To determine if a deformable bladder planning contour (DBPC) can help minimize repeat cone beam computed tomographies (CBCTs) during a course of prostate image-guided volumetric arc radiation therapy (IG-VMAT).
Edward Obedian, MD, John Keane, MS, Fil Olivieri, CMD, Denise Capece, RTT, Carl DeCaro, RTT, Shawn H Zimberg, MD; Advanced Radiation Centers of New York
Purpose: To determine if a deformable bladder planning contour (DBPC) can help minimize repeat cone beam computed tomographies (CBCTs) during a course of prostate image-guided volumetric arc radiation therapy (IG-VMAT).
Materials and Methods: Between September 24, 2013 and November 1, 2013, a total of 246 patients were consecutively treated for prostate cancer using image-guided intensity-modulated radiation therapy (IG-IMRT) with VMAT, either in the definitive or postprostatectomy setting. Daily kilovoltage (kV) CBCT scans provided image guidance for all patients with matches made to gold fiducial markers for those with intact prostates or to the prostate bed/bony anatomy for those postprostatectomy. A radiation therapist and a physician prospectively reviewed each CBCT on a daily basis, and the images were compared with the CT simulation images, which included the prostate or prostate bed, seminal vesicles, nodal region if applicable, planning target volume (PTV), rectum, and bladder.

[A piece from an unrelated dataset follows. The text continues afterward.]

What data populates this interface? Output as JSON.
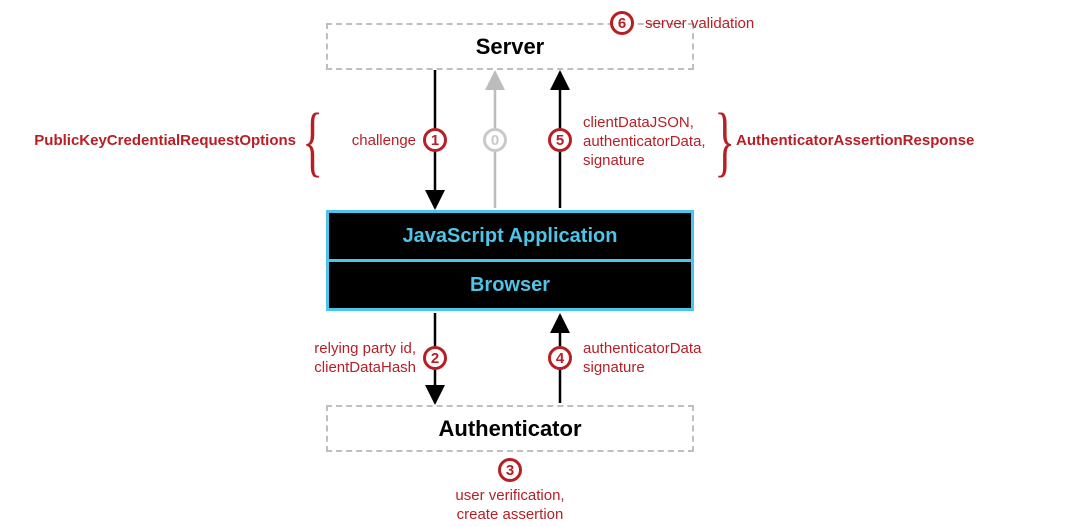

Patients were typically simulated with a full bladder. During treatment planning, our dosimetry team manually generated a DBPC as a structure typically smaller than the bladder at simulation but one that met our minimum bladder dose constraints: bladder D10 and D50 of 7,200 cGy and 4,000 cGy, respectively. These dose constraints were notably more stringent than the current bladder dose constraints utilized by the ongoing Radiation Therapy Oncology Group (RTOG) protocol 08-15 (D15, D25, D35, and D50 of 8,000, 7,500, 7,000, and 6,500 cGy, respectively). These comparisons and whether a repeat CBCT was performed due to a bladder issue were all recorded. Prior to a repeat CBCT for a bladder issue, the patients were taken off the table, typically to drink more water or rarely to void urine. The decision to repeat the CBCT was made at the discretion of the radiation oncologist.
Results: A total of 4,509 CBCT scans on 246 consecutively treated prostate cancer patients were prospectively reviewed. Further, 429 (9.5%) CBCT scans were repeated. Of the repeat scans, 230 (54%) CBCTs were repeated because of a bladder issue. The bladder size on treatment was smaller than, larger than, or the same size as the DBPC in 352 (8.5%) cases, 2,920 (69.5%) cases, and 926 (22%) cases, respectively. When the bladder at treatment was smaller than the DBPC, a repeat CBCT was performed in 218 cases (62%). When the bladder at treatment was the same size or larger than the DBPC, a repeat CBCT was performed in 25 cases (0.65%).
Conclusions: An underfilled bladder volume is the most common reason for repeat CBCT scans in IG-VMAT for prostate cancer. The use of a simple dosimetric supplemental bladder structure known as DBPC can greatly reduce the number of repeat CBCT scans due to incompletely filled bladders on treatment without compromising the ability to meet bladder dose constraints. Using a smaller DBPC that meets RTOG criteria may further improve these results.